朝日新聞「P3C哨戒機のソマリア派遣を命令 海賊対策で防衛相 」
防衛省広報資料「P-3Cの派遣について 」
P-3Cの派遣に関して、海賊対処という目的で果たして実際にどれだけの効果があるのか、現地では歓迎する声が大きいものの、日本では自衛隊関係者でさえ疑問を投げかける人もいます。
ですが、私は十分に効果を発揮するだろうと思っています。
というのも、たった1度きりですが、P-3Cが日本近海で毎日実施している哨戒活動に同乗させてもらったことがあり、「ここまでやってるのか」という感想を抱いたからです。
P-3Cは飛行可能時間が長く、哨戒活動は1フライト10時間以上にも及びます。早朝から準備を始め、明るい時間帯をフルに使って行動します。
飛行は常時低高度(100m程度だったと記憶している)で行い、船舶がいれば更に高度を落として詳細な状況を確認します。

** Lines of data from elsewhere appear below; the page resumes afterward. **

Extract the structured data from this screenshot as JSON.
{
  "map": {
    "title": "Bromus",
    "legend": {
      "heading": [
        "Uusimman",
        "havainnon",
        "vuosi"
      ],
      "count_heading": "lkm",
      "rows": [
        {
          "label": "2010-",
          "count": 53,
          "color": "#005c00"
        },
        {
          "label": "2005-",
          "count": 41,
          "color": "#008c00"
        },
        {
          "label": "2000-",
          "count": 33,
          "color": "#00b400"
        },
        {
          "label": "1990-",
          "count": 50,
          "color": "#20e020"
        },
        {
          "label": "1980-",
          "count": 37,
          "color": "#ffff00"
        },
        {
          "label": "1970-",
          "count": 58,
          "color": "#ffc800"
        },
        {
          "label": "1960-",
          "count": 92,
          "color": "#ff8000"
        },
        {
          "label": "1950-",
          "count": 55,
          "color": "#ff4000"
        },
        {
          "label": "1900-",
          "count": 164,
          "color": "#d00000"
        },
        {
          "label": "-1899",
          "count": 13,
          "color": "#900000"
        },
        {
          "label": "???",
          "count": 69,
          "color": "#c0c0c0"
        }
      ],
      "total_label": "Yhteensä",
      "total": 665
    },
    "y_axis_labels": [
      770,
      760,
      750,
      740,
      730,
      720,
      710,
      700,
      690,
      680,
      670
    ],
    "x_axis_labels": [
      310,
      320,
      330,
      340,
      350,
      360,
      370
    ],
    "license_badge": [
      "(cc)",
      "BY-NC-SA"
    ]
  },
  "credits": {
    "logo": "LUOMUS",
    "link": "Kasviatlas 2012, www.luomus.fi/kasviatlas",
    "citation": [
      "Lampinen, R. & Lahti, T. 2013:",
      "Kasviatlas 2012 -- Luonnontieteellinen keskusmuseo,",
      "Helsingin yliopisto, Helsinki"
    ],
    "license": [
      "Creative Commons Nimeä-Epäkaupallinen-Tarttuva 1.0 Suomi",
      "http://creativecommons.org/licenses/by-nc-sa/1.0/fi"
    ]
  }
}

正確な高度は記憶してませんが、小型の漁船など確認がし難い船舶に対しては、それこそ30mを切るような低高度を低速で確認していました。もちろん写真も撮影します。私が同乗させて頂いた時には、コックピットから普通の1眼でバシャバシャと撮っている感じでした。

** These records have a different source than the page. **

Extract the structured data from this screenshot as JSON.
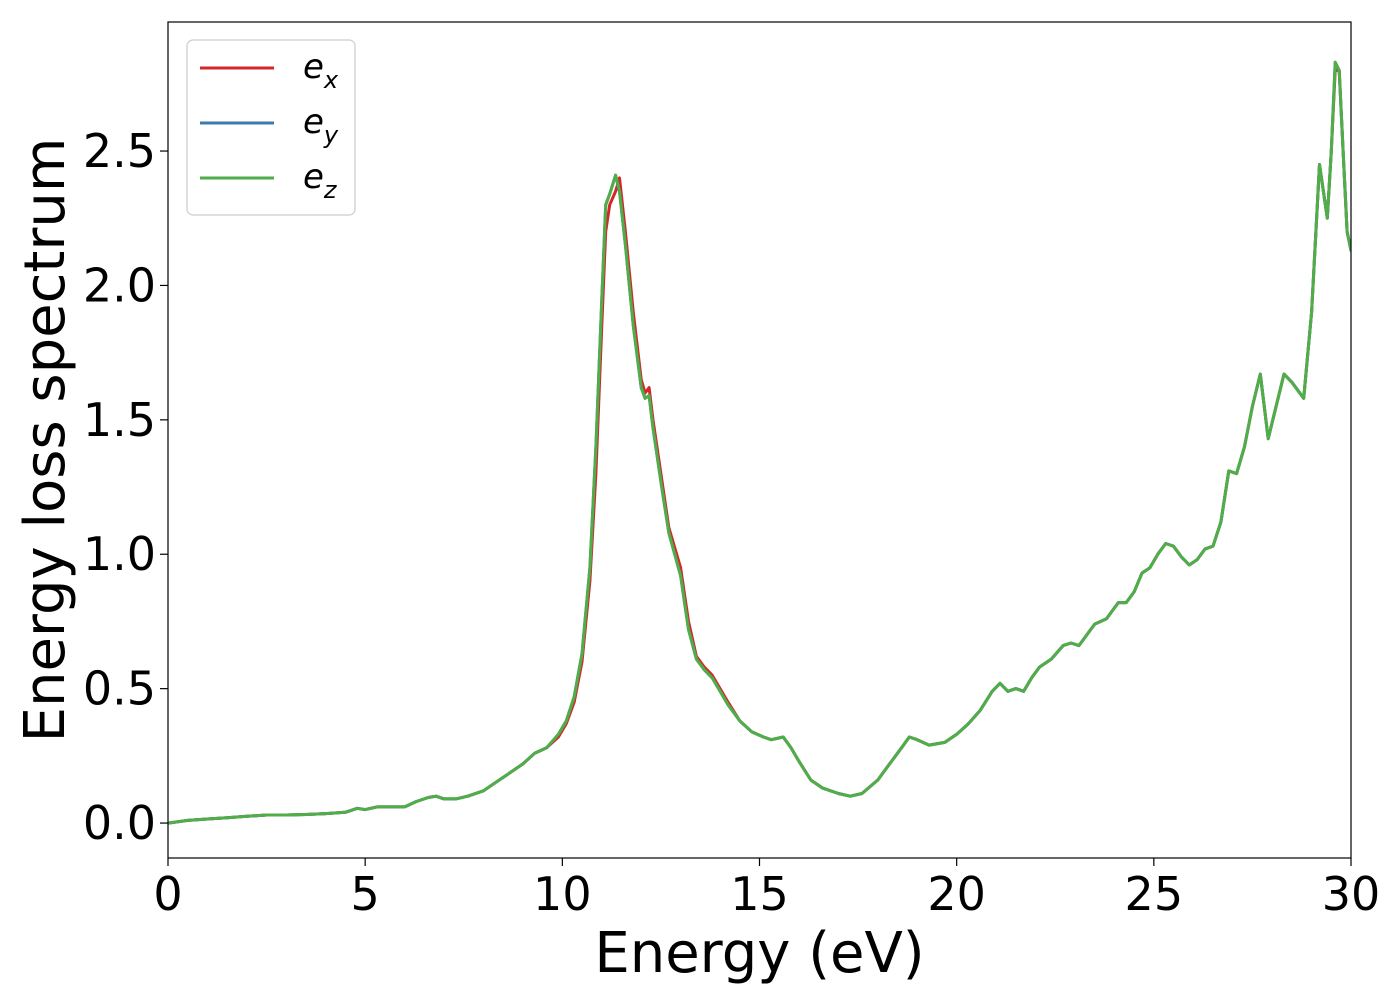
{
  "chart_data": {
    "type": "line",
    "title": "",
    "xlabel": "Energy (eV)",
    "ylabel": "Energy loss spectrum",
    "xlim": [
      0,
      30
    ],
    "ylim": [
      -0.13,
      2.98
    ],
    "x_ticks": [
      0,
      5,
      10,
      15,
      20,
      25,
      30
    ],
    "x_tick_labels": [
      "0",
      "5",
      "10",
      "15",
      "20",
      "25",
      "30"
    ],
    "y_ticks": [
      0.0,
      0.5,
      1.0,
      1.5,
      2.0,
      2.5
    ],
    "y_tick_labels": [
      "0.0",
      "0.5",
      "1.0",
      "1.5",
      "2.0",
      "2.5"
    ],
    "grid": false,
    "legend_position": "top-left",
    "legend": [
      {
        "base": "e",
        "sub": "x",
        "color": "#d62728"
      },
      {
        "base": "e",
        "sub": "y",
        "color": "#3a7bb0"
      },
      {
        "base": "e",
        "sub": "z",
        "color": "#4fae48"
      }
    ],
    "series": [
      {
        "name": "e_x",
        "color": "#d62728",
        "x": [
          0,
          0.5,
          1,
          1.5,
          2,
          2.5,
          3,
          3.5,
          4,
          4.5,
          4.8,
          5,
          5.3,
          5.6,
          6,
          6.3,
          6.6,
          6.8,
          7,
          7.3,
          7.6,
          8,
          8.3,
          8.6,
          9,
          9.3,
          9.6,
          9.9,
          10.1,
          10.3,
          10.5,
          10.7,
          10.85,
          11,
          11.1,
          11.2,
          11.35,
          11.45,
          11.6,
          11.8,
          12,
          12.1,
          12.2,
          12.3,
          12.5,
          12.7,
          13,
          13.2,
          13.4,
          13.6,
          13.8,
          14,
          14.2,
          14.5,
          14.8,
          15.1,
          15.3,
          15.6,
          15.8,
          16,
          16.3,
          16.6,
          17,
          17.3,
          17.6,
          18,
          18.3,
          18.6,
          18.8,
          19,
          19.3,
          19.7,
          20,
          20.3,
          20.6,
          20.9,
          21.1,
          21.3,
          21.5,
          21.7,
          21.9,
          22.1,
          22.4,
          22.7,
          22.9,
          23.1,
          23.3,
          23.5,
          23.8,
          24.1,
          24.3,
          24.5,
          24.7,
          24.9,
          25.1,
          25.3,
          25.5,
          25.7,
          25.9,
          26.1,
          26.3,
          26.5,
          26.7,
          26.9,
          27.1,
          27.3,
          27.5,
          27.7,
          27.9,
          28.1,
          28.3,
          28.5,
          28.8,
          29,
          29.2,
          29.4,
          29.5,
          29.6,
          29.7,
          29.8,
          29.9,
          30
        ],
        "values": [
          0,
          0.01,
          0.015,
          0.02,
          0.025,
          0.03,
          0.03,
          0.032,
          0.035,
          0.04,
          0.055,
          0.05,
          0.06,
          0.06,
          0.06,
          0.08,
          0.095,
          0.1,
          0.09,
          0.09,
          0.1,
          0.12,
          0.15,
          0.18,
          0.22,
          0.26,
          0.28,
          0.32,
          0.37,
          0.45,
          0.6,
          0.9,
          1.3,
          1.85,
          2.2,
          2.3,
          2.35,
          2.4,
          2.2,
          1.9,
          1.65,
          1.6,
          1.62,
          1.5,
          1.3,
          1.1,
          0.95,
          0.75,
          0.62,
          0.58,
          0.55,
          0.5,
          0.45,
          0.38,
          0.34,
          0.32,
          0.31,
          0.32,
          0.28,
          0.23,
          0.16,
          0.13,
          0.11,
          0.1,
          0.11,
          0.16,
          0.22,
          0.28,
          0.32,
          0.31,
          0.29,
          0.3,
          0.33,
          0.37,
          0.42,
          0.49,
          0.52,
          0.49,
          0.5,
          0.49,
          0.54,
          0.58,
          0.61,
          0.66,
          0.67,
          0.66,
          0.7,
          0.74,
          0.76,
          0.82,
          0.82,
          0.86,
          0.93,
          0.95,
          1.0,
          1.04,
          1.03,
          0.99,
          0.96,
          0.98,
          1.02,
          1.03,
          1.12,
          1.31,
          1.3,
          1.4,
          1.55,
          1.67,
          1.43,
          1.55,
          1.67,
          1.64,
          1.58,
          1.9,
          2.45,
          2.25,
          2.5,
          2.8,
          2.8,
          2.5,
          2.2,
          2.13
        ]
      },
      {
        "name": "e_y",
        "color": "#3a7bb0",
        "x": [
          0,
          0.5,
          1,
          1.5,
          2,
          2.5,
          3,
          3.5,
          4,
          4.5,
          4.8,
          5,
          5.3,
          5.6,
          6,
          6.3,
          6.6,
          6.8,
          7,
          7.3,
          7.6,
          8,
          8.3,
          8.6,
          9,
          9.3,
          9.6,
          9.9,
          10.1,
          10.3,
          10.5,
          10.7,
          10.85,
          11,
          11.1,
          11.2,
          11.35,
          11.45,
          11.6,
          11.8,
          12,
          12.1,
          12.2,
          12.3,
          12.5,
          12.7,
          13,
          13.2,
          13.4,
          13.6,
          13.8,
          14,
          14.2,
          14.5,
          14.8,
          15.1,
          15.3,
          15.6,
          15.8,
          16,
          16.3,
          16.6,
          17,
          17.3,
          17.6,
          18,
          18.3,
          18.6,
          18.8,
          19,
          19.3,
          19.7,
          20,
          20.3,
          20.6,
          20.9,
          21.1,
          21.3,
          21.5,
          21.7,
          21.9,
          22.1,
          22.4,
          22.7,
          22.9,
          23.1,
          23.3,
          23.5,
          23.8,
          24.1,
          24.3,
          24.5,
          24.7,
          24.9,
          25.1,
          25.3,
          25.5,
          25.7,
          25.9,
          26.1,
          26.3,
          26.5,
          26.7,
          26.9,
          27.1,
          27.3,
          27.5,
          27.7,
          27.9,
          28.1,
          28.3,
          28.5,
          28.8,
          29,
          29.2,
          29.4,
          29.5,
          29.6,
          29.7,
          29.8,
          29.9,
          30
        ],
        "values": [
          0,
          0.01,
          0.015,
          0.02,
          0.025,
          0.03,
          0.03,
          0.032,
          0.035,
          0.04,
          0.055,
          0.05,
          0.06,
          0.06,
          0.06,
          0.08,
          0.095,
          0.1,
          0.09,
          0.09,
          0.1,
          0.12,
          0.15,
          0.18,
          0.22,
          0.26,
          0.28,
          0.33,
          0.38,
          0.47,
          0.63,
          0.95,
          1.4,
          1.95,
          2.3,
          2.34,
          2.41,
          2.35,
          2.15,
          1.85,
          1.62,
          1.58,
          1.59,
          1.47,
          1.27,
          1.08,
          0.92,
          0.72,
          0.61,
          0.57,
          0.54,
          0.49,
          0.44,
          0.38,
          0.34,
          0.32,
          0.31,
          0.32,
          0.28,
          0.23,
          0.16,
          0.13,
          0.11,
          0.1,
          0.11,
          0.16,
          0.22,
          0.28,
          0.32,
          0.31,
          0.29,
          0.3,
          0.33,
          0.37,
          0.42,
          0.49,
          0.52,
          0.49,
          0.5,
          0.49,
          0.54,
          0.58,
          0.61,
          0.66,
          0.67,
          0.66,
          0.7,
          0.74,
          0.76,
          0.82,
          0.82,
          0.86,
          0.93,
          0.95,
          1.0,
          1.04,
          1.03,
          0.99,
          0.96,
          0.98,
          1.02,
          1.03,
          1.12,
          1.31,
          1.3,
          1.4,
          1.55,
          1.67,
          1.43,
          1.55,
          1.67,
          1.64,
          1.58,
          1.9,
          2.45,
          2.25,
          2.5,
          2.83,
          2.8,
          2.5,
          2.2,
          2.13
        ]
      },
      {
        "name": "e_z",
        "color": "#4fae48",
        "x": [
          0,
          0.5,
          1,
          1.5,
          2,
          2.5,
          3,
          3.5,
          4,
          4.5,
          4.8,
          5,
          5.3,
          5.6,
          6,
          6.3,
          6.6,
          6.8,
          7,
          7.3,
          7.6,
          8,
          8.3,
          8.6,
          9,
          9.3,
          9.6,
          9.9,
          10.1,
          10.3,
          10.5,
          10.7,
          10.85,
          11,
          11.1,
          11.2,
          11.35,
          11.45,
          11.6,
          11.8,
          12,
          12.1,
          12.2,
          12.3,
          12.5,
          12.7,
          13,
          13.2,
          13.4,
          13.6,
          13.8,
          14,
          14.2,
          14.5,
          14.8,
          15.1,
          15.3,
          15.6,
          15.8,
          16,
          16.3,
          16.6,
          17,
          17.3,
          17.6,
          18,
          18.3,
          18.6,
          18.8,
          19,
          19.3,
          19.7,
          20,
          20.3,
          20.6,
          20.9,
          21.1,
          21.3,
          21.5,
          21.7,
          21.9,
          22.1,
          22.4,
          22.7,
          22.9,
          23.1,
          23.3,
          23.5,
          23.8,
          24.1,
          24.3,
          24.5,
          24.7,
          24.9,
          25.1,
          25.3,
          25.5,
          25.7,
          25.9,
          26.1,
          26.3,
          26.5,
          26.7,
          26.9,
          27.1,
          27.3,
          27.5,
          27.7,
          27.9,
          28.1,
          28.3,
          28.5,
          28.8,
          29,
          29.2,
          29.4,
          29.5,
          29.6,
          29.7,
          29.8,
          29.9,
          30
        ],
        "values": [
          0,
          0.01,
          0.015,
          0.02,
          0.025,
          0.03,
          0.03,
          0.032,
          0.035,
          0.04,
          0.055,
          0.05,
          0.06,
          0.06,
          0.06,
          0.08,
          0.095,
          0.1,
          0.09,
          0.09,
          0.1,
          0.12,
          0.15,
          0.18,
          0.22,
          0.26,
          0.28,
          0.33,
          0.38,
          0.47,
          0.63,
          0.95,
          1.4,
          1.95,
          2.3,
          2.34,
          2.41,
          2.35,
          2.15,
          1.85,
          1.62,
          1.58,
          1.59,
          1.47,
          1.27,
          1.08,
          0.92,
          0.72,
          0.61,
          0.57,
          0.54,
          0.49,
          0.44,
          0.38,
          0.34,
          0.32,
          0.31,
          0.32,
          0.28,
          0.23,
          0.16,
          0.13,
          0.11,
          0.1,
          0.11,
          0.16,
          0.22,
          0.28,
          0.32,
          0.31,
          0.29,
          0.3,
          0.33,
          0.37,
          0.42,
          0.49,
          0.52,
          0.49,
          0.5,
          0.49,
          0.54,
          0.58,
          0.61,
          0.66,
          0.67,
          0.66,
          0.7,
          0.74,
          0.76,
          0.82,
          0.82,
          0.86,
          0.93,
          0.95,
          1.0,
          1.04,
          1.03,
          0.99,
          0.96,
          0.98,
          1.02,
          1.03,
          1.12,
          1.31,
          1.3,
          1.4,
          1.55,
          1.67,
          1.43,
          1.55,
          1.67,
          1.64,
          1.58,
          1.9,
          2.45,
          2.25,
          2.5,
          2.83,
          2.8,
          2.5,
          2.2,
          2.13
        ]
      }
    ]
  }
}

ちょっとでも不審な点があったり、1パスで船名を読みきれなかった場合には、その低高度のまま、かなりの急旋回(後部に乗っていたときは、窓から外を見回しても視界が全て海になるほど)で船の周囲を周回したり、パスをし直します。
ここまでやっているため、北朝鮮の不審船を発見した際にも、漁具が見当たらない、他の漁船と異なった海域にいるなど、些細な点から不審船を発見できているのです。
ソマリア沖の海賊は、「不審船? 」でも紹介したような、一見して不自然な船舶を使用しているケースも多いようです。巧妙に偽装していれば航空機からの判断が難しいケースもあるかもしれませんが、「こいつは怪しい」という判断は可能でしょう。
P-3Cでは、海賊相手に過剰にならない武装がない(ミサイルなら積めるが強力すぎる)ため、海賊を追い払うことは難しいかもしれませんが、諸外国のものを含めて艦艇に連絡するだけで、P-3Cは十分に効果を発揮できたと言えると思います。
艦艇は持続性に優れますが、速度が遅く広範な監視は苦手です。逆に航空機は持続性はないものの、艦艇とくらべれば遥かに高速で、広範な監視が可能です。
P-3Cが現地に到着すれば、武勇伝が聞こえてくる日も遠くない気がします。
ただし、海賊側から攻撃してくる可能性は少ないと思いますが、MANPADSや対空機関砲を保有しているという情報もあるため、注意は必要です。